Applicability of High-Frequency Ultrasound to the Early Diagnosis of Diabetic Peripheral Neuropathy.

Abstract

This study investigated the applicability of high-frequency ultrasound (HFU) to the early diagnosis of diabetic peripheral neuropathy (DPN). Patients with type 2 diabetes (N = 60) were divided into diabetic nonperipheral neuropathy and DPN groups (group A and group B, respectively; n = 30 each) based on electroneurophysiologic findings. Additionally, 30 nondiabetic patients were included as the healthy control group (group C). We calculated the cross-sectional area (CSA) of the median nerve (MN) of the right upper limb at 7 different sites (MN1–7) based on measured width (W) and thickness (T). Ultrasound imaging characteristics of the MN including internal echo, internal structure, boundary, epineurium, and blood flow were recorded.
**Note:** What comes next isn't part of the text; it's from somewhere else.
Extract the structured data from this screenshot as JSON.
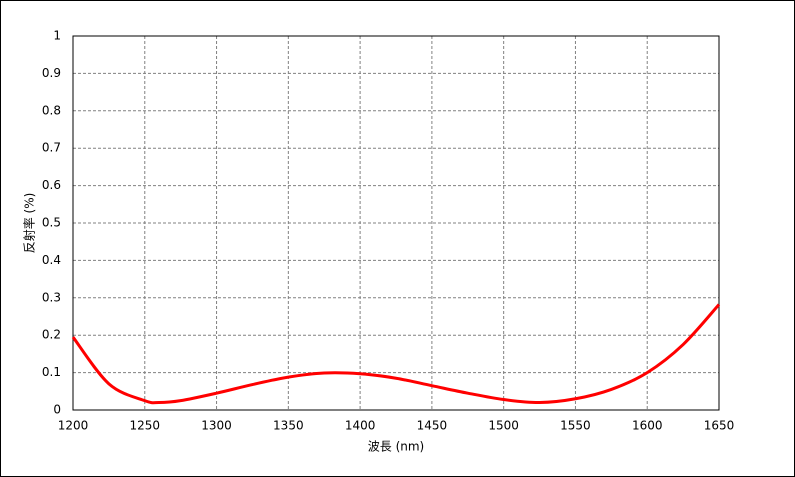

The 90 subjects (51 male and 39 female) had an average age of 56.09 ± 12.66 years. W, T, and CSA of the MN were increased in group A compared to group C (with significant differences at MN1, MN4, and MN7 (P < 0.05)) and in group B compared to group C (with significant differences at all 7 levels, especially MN6 and MN7 (P < 0.05)). Receiver operating characteristic curve analysis showed that CSA at the MN7 level had the highest diagnostic accuracy for DPN in group B, with a threshold value of 12.42 mm2. Ultrasound examination revealed that the MN had lost the internal sieve mesh structure and showed reduced echo, a partial blood flow signal, and thickened epineurium in patients with DPN; these findings were particularly obvious at MN6 and MN7, corresponding to the carpal tunnel. CSA was positively correlated with motor latency and F wave average latency and negatively correlated with motor conduction velocity, motor amplitude, and sensory conduction velocity in group B. Thus, HFU may be useful for the early diagnosis of DPN, which can improve clinical outcomes.